Dear reader,
In my last letter, I really wanted to write about the beauty of reading - but ironically enough, my words failed me. Despite finding myself surrounded by writers all of a sudden, it’s something I haven’t been doing as often as I used to. However, recently, inspiration arrived in a little brown envelope.
If you had a peek into my life late this February, you would have met a mad girl. I was taking my house apart, searching for a book with the feverish focus only those gripped by excellent literature can muster.
After hours of useless searching, I came to the conclusion that that book of tales was lost, either in India or Dubai or somewhere else where I’d absentmindedly dropped it at the age of eight. Then came the hours of scrolling - I had to get my hands on this book somehow, so I turned to the Internet. Everywhere I found it, the label ‘Out of Print’ stared at me, snickering, pushing me to give up.
So as a last resort, I hunted for the author and any way of contacting her. After I found an email address, I sat with it. Should I send an e-mail? Would it even be seen? What was the point of all this anyway? I’d probably never see that cover again, never smell those pages, never relive those stories.
All I remembered of the book was a story of Persian princes, with a huge dog-faced, eagle-bodied creature. A white-haired king. Horses. Talismans. Swirls of a baby born out of an egg wrapped in cloth. Boys that turned into bears and stars and pine trees. Something about a God who sought war on naughty children. These stories captured my entire world back then, the images turning into movies of the mind. It was like having your eyelids peeled back to the workings of the world. Nothing about it made sense, but everything did. I had to get back to that feeling of total awe and magic. I had to e-mail Rohini Chowdhury.
So I did, already embarrassed at my actions. The world is still too big to expect a reply from someone you never met, right? Who was I, expecting something like that? This is the kind of thing only teenagers in the 70s would do, back when people still talked to each other, not at each other.
I’m glad I hit send though, because it turns out there’s still a part of the world that does talk to each other. A few hours later, Rohini herself was in my inbox, thanking me (what?! thanking me??) and offering to send me one of her own copies of the book.
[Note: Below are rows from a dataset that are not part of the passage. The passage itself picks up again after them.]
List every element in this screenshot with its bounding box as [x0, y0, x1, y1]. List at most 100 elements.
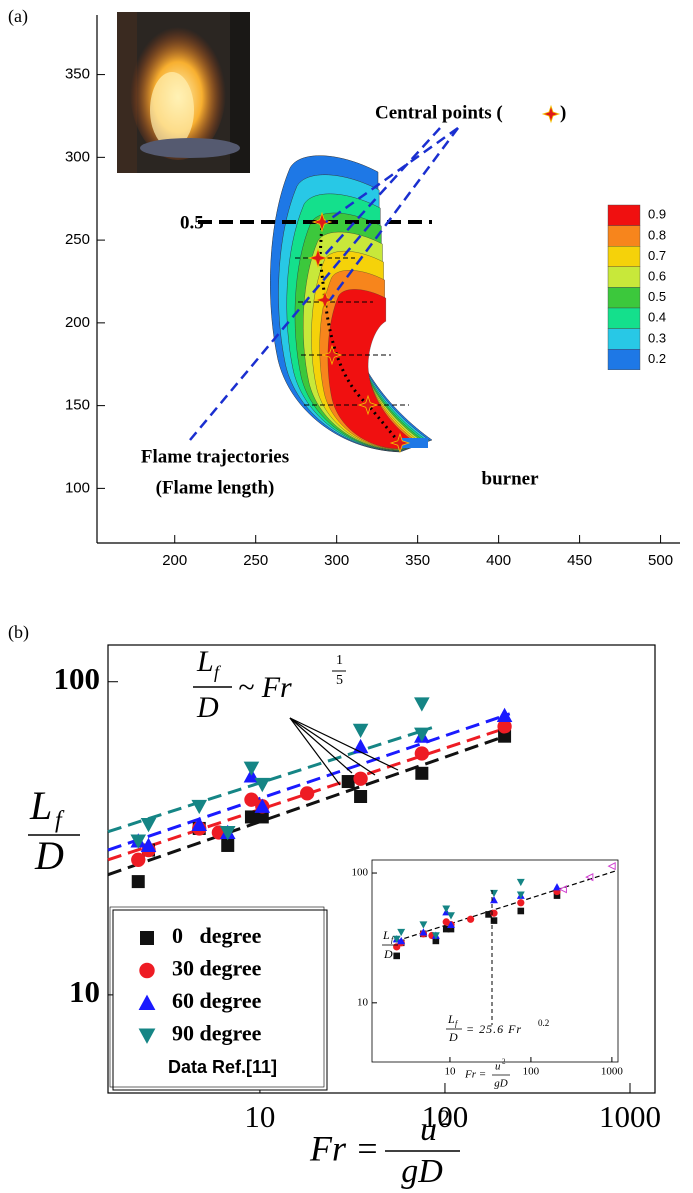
colorbar-band [607, 245, 641, 267]
inset-axis-label: f [391, 935, 395, 944]
inset-data-point [517, 899, 525, 907]
colorbar-label: 0.4 [648, 310, 666, 325]
colorbar-band [607, 328, 641, 350]
fit-line [107, 726, 433, 834]
x-tick-label: 450 [567, 552, 592, 569]
inset-data-point [397, 928, 406, 937]
y-tick-label: 100 [54, 661, 101, 696]
flame-trajectory [318, 221, 402, 445]
inset-data-point [558, 885, 567, 894]
data-point [140, 817, 157, 833]
x-tick-label: 10 [244, 1099, 275, 1134]
colorbar-band [607, 266, 641, 288]
data-point [352, 738, 369, 754]
inset-x-tick-label: 100 [523, 1066, 540, 1078]
data-point [497, 719, 512, 734]
inset-data-point [431, 932, 440, 940]
inset-data-point [516, 891, 525, 899]
inset-data-point [585, 873, 594, 882]
legend-label: 30 degree [172, 956, 262, 981]
data-point [254, 798, 271, 813]
data-point [414, 746, 429, 761]
annotation: Central points ( [375, 102, 503, 123]
plot-frame [107, 644, 656, 1094]
colorbar-label: 0.8 [648, 227, 666, 242]
inset-annotation: f [455, 1019, 459, 1028]
legend-marker [140, 931, 154, 945]
inset-data-point [447, 912, 455, 920]
data-point [221, 838, 235, 852]
inset-data-point [447, 925, 455, 933]
colorbar-label: 0.5 [648, 289, 666, 304]
inset-x-tick-label: 1000 [601, 1066, 624, 1078]
inset-y-tick-label: 100 [352, 867, 369, 879]
pointer-line [328, 127, 460, 301]
inset-data-point [393, 952, 400, 960]
inset-annotation: D [448, 1030, 458, 1044]
y-tick-label: 350 [65, 66, 90, 83]
x-tick-label: 300 [324, 552, 349, 569]
inset-data-point [517, 907, 525, 915]
legend-marker [138, 1028, 156, 1044]
fit-line [107, 733, 511, 877]
legend-shadow [109, 906, 325, 1088]
pointer-line [289, 717, 399, 771]
central-point [321, 344, 343, 366]
pointer-line [289, 717, 376, 776]
y-tick-label: 10 [69, 974, 100, 1009]
y-tick-label: 100 [65, 479, 90, 496]
panel-label: (b) [8, 622, 29, 643]
axis-label: L [29, 783, 52, 828]
data-point [130, 834, 147, 849]
burner [398, 438, 428, 448]
inset-axis-label: L [382, 928, 390, 942]
colorbar-label: 0.3 [648, 330, 666, 345]
inset-data-point [516, 878, 525, 887]
pointer-line [289, 717, 353, 774]
data-point [498, 729, 512, 743]
inset-data-point [490, 917, 498, 924]
colorbar-label: 0.6 [648, 269, 666, 284]
inset-data-point [419, 928, 428, 936]
inset-data-point [397, 936, 406, 945]
inset-annotation: = 25.6 Fr [466, 1022, 522, 1036]
panel-label: (a) [8, 6, 28, 27]
colorbar-band [607, 307, 641, 329]
inset-axis-label: gD [494, 1078, 508, 1090]
inset-data-point [485, 911, 492, 918]
inset-x-tick-label: 10 [444, 1066, 456, 1078]
pointer-line [325, 126, 459, 224]
inset-data-point [466, 915, 475, 923]
inset-data-point [432, 937, 440, 945]
data-point [140, 837, 157, 852]
central-point [389, 432, 411, 454]
data-point [243, 761, 260, 776]
central-point [307, 247, 329, 269]
data-point [255, 810, 269, 824]
colorbar-label: 0.2 [648, 351, 666, 366]
legend-marker [139, 962, 155, 979]
axis-label: 2 [439, 1105, 450, 1130]
inset-annotation: 0.2 [538, 1018, 549, 1028]
inset-axis-label: u [495, 1061, 501, 1073]
data-point [131, 875, 145, 889]
central-point [357, 394, 379, 416]
annotation: D [196, 691, 219, 724]
annotation: 0.5 [180, 212, 204, 233]
data-point [131, 852, 146, 867]
axis-label: Fr = [309, 1128, 379, 1168]
inset-data-point [490, 909, 498, 917]
inset-y-tick-label: 10 [357, 996, 369, 1008]
y-tick-label: 300 [65, 148, 90, 165]
colorbar-band [607, 349, 641, 371]
annotation: f [214, 662, 222, 682]
annotation: Flame trajectories [141, 446, 289, 467]
data-point [341, 775, 355, 789]
legend-label: 60 degree [172, 988, 262, 1013]
inset-fit-line [396, 869, 618, 942]
data-point [244, 792, 259, 807]
axis-label: gD [401, 1153, 443, 1190]
inset-axis-label: D [383, 947, 393, 961]
data-point [191, 799, 208, 815]
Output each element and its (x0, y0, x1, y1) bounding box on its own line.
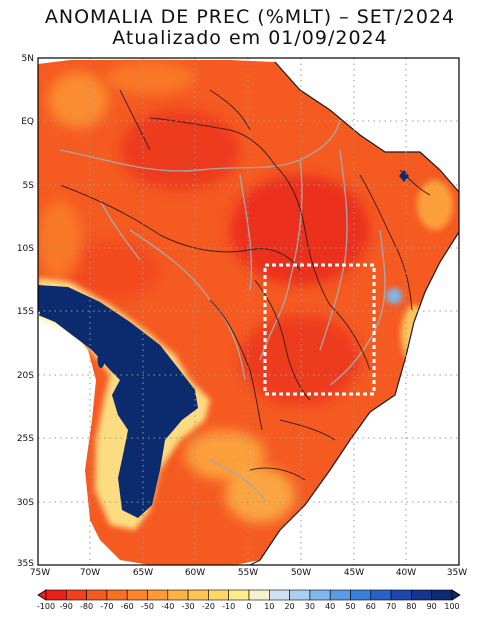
colorbar-bin (208, 589, 229, 601)
colorbar-labels: -100 -90 -80 -70 -60 -50 -40 -30 -20 -10 0 10 20 30 40… (37, 602, 460, 611)
colorbar-tick-label: 90 (427, 602, 437, 611)
colorbar-arrow-left (37, 589, 47, 601)
map-subtitle: Atualizado em 01/09/2024 (112, 27, 388, 49)
colorbar-tick-label: 0 (246, 602, 251, 611)
colorbar-tick-label: 10 (264, 602, 274, 611)
lon-label: 75W (30, 568, 50, 578)
colorbar-bin (228, 589, 250, 601)
colorbar-bin (411, 589, 432, 601)
colorbar-tick-label: -70 (100, 602, 113, 611)
lat-label: EQ (21, 117, 34, 127)
colorbar-tick-label: 40 (325, 602, 335, 611)
colorbar-tick-label: 60 (366, 602, 376, 611)
lat-label: 5N (22, 54, 34, 64)
lat-label: 25S (17, 434, 34, 444)
colorbar-bin (329, 589, 351, 601)
colorbar-bin (350, 589, 372, 601)
precip-field (38, 58, 459, 565)
lon-axis: 75W 70W 65W 60W 55W 50W 45W 40W 35W (30, 568, 467, 578)
colorbar-tick-label: -30 (182, 602, 195, 611)
lat-label: 15S (17, 307, 34, 317)
lon-label: 65W (133, 568, 153, 578)
colorbar-bin (431, 589, 453, 601)
lon-label: 60W (185, 568, 205, 578)
lat-label: 5S (23, 181, 35, 191)
colorbar-tick-label: -50 (141, 602, 154, 611)
colorbar (37, 589, 461, 601)
colorbar-tick-label: -10 (222, 602, 235, 611)
lon-label: 50W (291, 568, 311, 578)
colorbar-bin (106, 589, 128, 601)
colorbar-tick-label: -80 (80, 602, 93, 611)
colorbar-bin (45, 589, 67, 601)
colorbar-bin (248, 589, 270, 601)
colorbar-tick-label: 70 (386, 602, 396, 611)
lat-label: 35S (17, 559, 34, 569)
watermark-text: VALUATA (303, 520, 445, 551)
lon-label: 70W (80, 568, 100, 578)
lat-axis: 5N EQ 5S 10S 15S 20S 25S 30S 35S (17, 54, 34, 569)
colorbar-tick-label: -90 (60, 602, 73, 611)
colorbar-bin (370, 589, 392, 601)
colorbar-bin (86, 589, 108, 601)
map-title: ANOMALIA DE PREC (%MLT) – SET/2024 (44, 6, 456, 28)
lat-label: 30S (17, 498, 34, 508)
colorbar-bin (167, 589, 189, 601)
lon-label: 45W (344, 568, 364, 578)
lon-label: 55W (238, 568, 258, 578)
lat-label: 20S (17, 371, 34, 381)
wet-anomaly-south (38, 285, 198, 518)
lon-label: 35W (447, 568, 467, 578)
colorbar-bin (66, 589, 87, 601)
colorbar-bin (309, 589, 331, 601)
colorbar-tick-label: -20 (202, 602, 215, 611)
colorbar-tick-label: 100 (444, 602, 459, 611)
colorbar-bin (289, 589, 311, 601)
colorbar-tick-label: 80 (406, 602, 416, 611)
colorbar-bin (390, 589, 412, 601)
lon-label: 40W (396, 568, 416, 578)
colorbar-bin (268, 589, 290, 601)
lat-label: 10S (17, 244, 34, 254)
colorbar-tick-label: 30 (305, 602, 315, 611)
colorbar-tick-label: -40 (161, 602, 174, 611)
colorbar-tick-label: -60 (121, 602, 134, 611)
colorbar-bin (187, 589, 209, 601)
colorbar-bin (126, 589, 148, 601)
colorbar-tick-label: -100 (37, 602, 55, 611)
colorbar-arrow-right (451, 589, 461, 601)
colorbar-bin (147, 589, 169, 601)
colorbar-tick-label: 50 (345, 602, 355, 611)
colorbar-tick-label: 20 (285, 602, 295, 611)
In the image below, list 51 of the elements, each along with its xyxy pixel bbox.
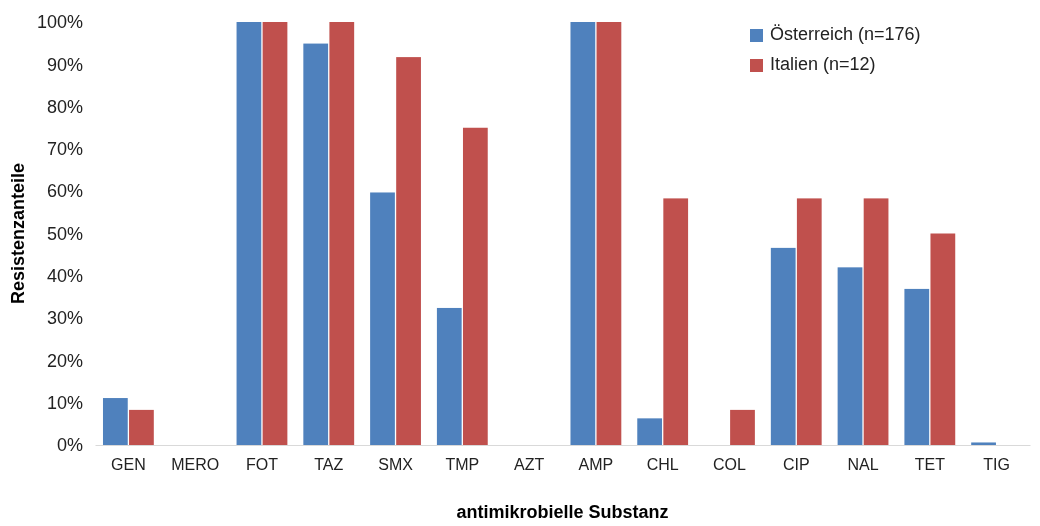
bar: [129, 409, 154, 445]
bar: [396, 57, 421, 445]
y-tick-label: 40%: [46, 266, 83, 287]
y-axis-title: Resistenzanteile: [8, 162, 28, 305]
bar: [637, 418, 663, 445]
y-tick-label: 10%: [46, 392, 83, 413]
y-tick-label: 0%: [56, 435, 83, 456]
x-tick-label: SMX: [378, 456, 414, 474]
bar: [730, 409, 755, 445]
bar: [262, 22, 288, 445]
x-tick-label: TAZ: [314, 456, 344, 474]
bar: [770, 247, 796, 445]
bar: [837, 267, 863, 445]
x-tick-label: CIP: [782, 456, 810, 474]
x-tick-label: MERO: [171, 456, 220, 474]
y-tick-label: 60%: [46, 181, 83, 202]
bar: [102, 398, 128, 445]
bar: [236, 22, 262, 445]
bar: [570, 22, 596, 445]
bar: [596, 22, 622, 445]
bar: [930, 233, 956, 445]
x-tick-label: GEN: [111, 456, 146, 474]
x-tick-label: TIG: [983, 456, 1010, 474]
x-tick-label: TMP: [445, 456, 480, 474]
y-tick-label: 80%: [46, 96, 83, 117]
y-tick-label: 90%: [46, 54, 83, 75]
bar: [303, 43, 329, 445]
x-tick-label: FOT: [245, 456, 279, 474]
x-tick-label: AZT: [514, 456, 545, 474]
legend-label: Österreich (n=176): [770, 24, 921, 44]
x-tick-label: AMP: [578, 456, 614, 474]
bar: [796, 198, 822, 445]
y-tick-label: 30%: [46, 308, 83, 329]
x-tick-label: TET: [914, 456, 946, 474]
bar: [663, 198, 689, 445]
bar: [370, 192, 395, 445]
y-tick-label: 100%: [36, 12, 83, 33]
x-tick-label: CHL: [646, 456, 679, 474]
bar: [863, 198, 889, 445]
y-tick-label: 50%: [46, 223, 83, 244]
bar: [462, 127, 488, 445]
x-tick-label: COL: [713, 456, 747, 474]
legend-label: Italien (n=12): [770, 54, 876, 74]
x-tick-label: NAL: [847, 456, 879, 474]
bar: [904, 288, 930, 445]
bar: [329, 22, 355, 445]
y-tick-label: 70%: [46, 139, 83, 160]
bar: [436, 307, 462, 445]
bar: [971, 442, 996, 445]
y-tick-label: 20%: [46, 350, 83, 371]
x-axis-title: antimikrobielle Substanz: [456, 502, 669, 522]
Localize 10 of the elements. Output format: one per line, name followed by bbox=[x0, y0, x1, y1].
Saying I was ecstatic was putting it mildly. Not only did I get a reply, I was about to get a whole piece of my childhood handed to me by the author herself. Last week, The Three Princes of Persia: Children in World Myth came to my front door. And I’m fascinated to be able to read it with a whole new perspective and understanding of her work, nearly 20 years after the first time. Things like this are such a testament to the wonders of the modern world - from production to memory to communication to connection. Even more importantly, here was a book that centered itself on children in world myth: highlighting the characters of the young, the mischievous, the innocent, characters that can so easily be relegated to the sidelines by adults with things to say. If anything, this was proof that it all matters: art, work, childhood, and managing your sensitivity to all of these at the same time. I think it’s Ursula Le Guin who said:
“The creative adult is the child who survived.”
Artists, writers, if you are reading this - your work matters. What you have to say, what you have to make, and what you believe in, matters. Readers, art enthusiasts, your voice matters. We’re on a speck of a planet with no one to talk to but each other: and the things we have to learn from the people around us are absolutely incredible.
Here’s what I’ve been learning about:
The Spy Who Inspired 007: My podcast of choice while painting these days.
Art Matters: Neil Gaiman’s words of hope for when you feel like you should’ve been doing something more conventional.
The New Look: A beautifully written TV show retelling the making of Christian Dior (who himself is wonderfully childlike - Ben Mendelsohn’s performance is such a dream to watch). You can stream it on Apple TV.


Wishing you unbridled joy,
Kaav
I teared up reading this. You've lit a lamp in my chest Kaav.